Story: Miller, Harold Gladstone
Page 1 - Miller, Harold Gladstone
Miller, Harold Gladstone
Lecturer, librarian, writer
This biography was written by Vic Elliott and was first published in the Dictionary of New Zealand BiographyVolume 4, 1998
Harold Gladstone Miller was born on 15 May 1898 in Masterton to Nellie Stores and her husband, Tobias Miller, a shop assistant. He was educated at Masterton District High School, where he captained both the First XV and First XI. He then entered Victoria University College, Wellington, where he gained an MA degree with first-class honours in philosophy. Miller won the Senior Scholarship in economics in 1918 and was actively involved in student life. Awarded a Rhodes Scholarship in 1920, he entered Balliol College, Oxford.
While in England, Miller married a fellow New Zealander, Edith Race Davies, at Camborne, Cornwall, on 11 July 1923. The following year the couple returned to New Zealand where Miller lectured at the Wellington Teachers' Training College and for the WEA in Timaru. In 1928, at the age of 29, Miller was appointed to the position of librarian at Victoria University College, a post he held for the next 38 years.
Miller's development as a librarian was much advanced by his tenure of a Carnegie Corporation of New York travelling fellowship in 1932–33 at the library school of the University of Michigan at Ann Arbor.

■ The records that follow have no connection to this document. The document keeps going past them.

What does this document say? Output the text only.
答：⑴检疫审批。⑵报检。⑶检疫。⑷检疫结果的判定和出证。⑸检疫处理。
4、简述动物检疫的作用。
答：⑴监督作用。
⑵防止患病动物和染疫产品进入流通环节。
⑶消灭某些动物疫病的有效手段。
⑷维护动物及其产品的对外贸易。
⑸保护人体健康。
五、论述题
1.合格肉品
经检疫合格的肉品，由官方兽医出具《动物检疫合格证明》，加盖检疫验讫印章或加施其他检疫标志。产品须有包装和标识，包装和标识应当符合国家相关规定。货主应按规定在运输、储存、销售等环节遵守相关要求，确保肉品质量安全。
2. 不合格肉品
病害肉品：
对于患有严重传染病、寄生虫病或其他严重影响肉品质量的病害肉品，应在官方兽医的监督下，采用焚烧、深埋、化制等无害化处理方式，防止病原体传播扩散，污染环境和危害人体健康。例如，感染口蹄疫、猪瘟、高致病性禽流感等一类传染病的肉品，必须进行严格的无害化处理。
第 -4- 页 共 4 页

He was a member of a distinguished group: Alice Minchin, librarian of Auckland University College; Clifford Collins, subsequently librarian of Canterbury University College; and Alister McIntosh, at that time on the staff of the General Assembly Library in Wellington but later to become secretary of the Department of External Affairs.
Undaunted by the paucity of resources which awaited him on his return from the United States, Miller proceeded to develop at Victoria a collection of some depth and strength. He was by upbringing and inclination a scholar librarian and the collection he built was in the nature of a scholar's library. He sought to create a collection that would meet not only immediate needs but also those of future generations across a wide range of disciplines. He achieved this through the judicious purchase of individual titles, greatly assisted initially by a succession of Carnegie Corporation grants, and by the acquisition of existing libraries. Notable among these were a substantial collection of books from the Nelson diocesan library, and the Brancepeth collection, a private library formed to meet the needs of Brancepeth station employees, donated to the Victoria University Library by the Beetham family of Wairarapa in 1966.

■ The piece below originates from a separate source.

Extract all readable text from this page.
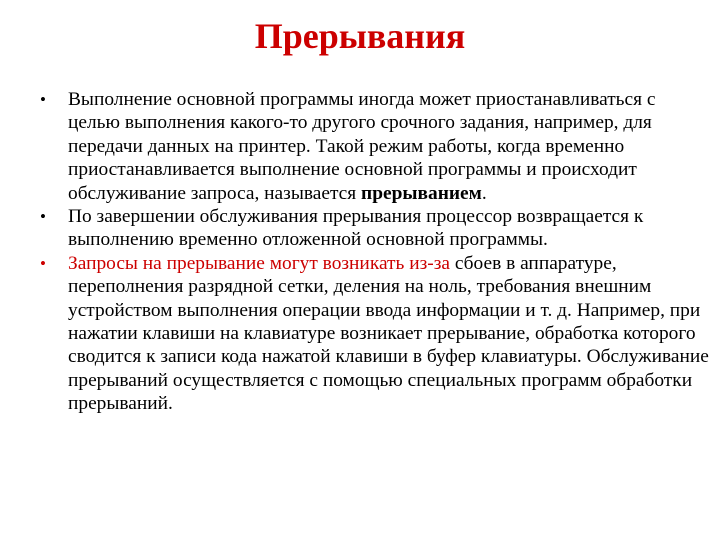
Прерывания
•	Выполнение основной программы иногда может приостанавливаться с целью выполнения какого-то другого срочного задания, например, для передачи данных на принтер. Такой режим работы, когда временно приостанавливается выполнение основной программы и происходит обслуживание запроса, называется прерыванием.
•	По завершении обслуживания прерывания процессор возвращается к выполнению временно отложенной основной программы.
•	Запросы на прерывание могут возникать из-за сбоев в аппаратуре, переполнения разрядной сетки, деления на ноль, требования внешним устройством выполнения операции ввода информации и т. д. Например, при нажатии клавиши на клавиатуре возникает прерывание, обработка которого сводится к записи кода нажатой клавиши в буфер клавиатуры. Обслуживание прерываний осуществляется с помощью специальных программ обработки прерываний.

Miller's firm belief in the enduring nature and value of library collections shaped his views on the role of a university library. As his contemporary Clifford Collins observed on his retirement, Miller thought it 'a university library's duty…to acquire the important books, costly though they might be and little used', taking over responsibility 'just about where its users as personal bookbuyers with reasonably long pockets had to stop'. By the end of his career in the 1960s the general perception of the role of a university library had begun to change, with a growing recognition of the pressing need to offer a range of undergraduate services. Miller himself provided a means by which such change might be effected by planning a new building into which the library moved in 1965, a year before his retirement in 1966.
A librarian by profession, Miller retained his interest in historical scholarship, publishing, among other works, a history, New Zealand, in 1950, and Race conflict in New Zealand, 1814–1865 in 1966. He was also much immersed in church affairs throughout his life. Raised as a Methodist, he embraced the Anglican faith while at Oxford. A student of the Oxford Movement, Miller saw himself as a defender of Anglican orthodoxy in his membership of the Wellington diocesan synod and the General Synod, and in his role as a pamphleteer for the Selwyn Society and a columnist for the monthly Anglican newspaper Church and People. Both learned and witty, and taking a delight in controversy, he was the intellectual leader of New Zealand Anglo-Catholics.
Harold Miller was a man of strongly held views who enjoyed argument and was always ready to provoke it. But he was also open-minded, tolerant and generous to others. His contribution to librarianship and historical scholarship in New Zealand was recognised by the award of an honorary doctorate of literature from Victoria University of Wellington in 1966. Shortly before the death of his wife, Edith, in 1976, Miller moved to Auckland, where he died at Selwyn Village on 4 March 1989, survived by his son and two daughters.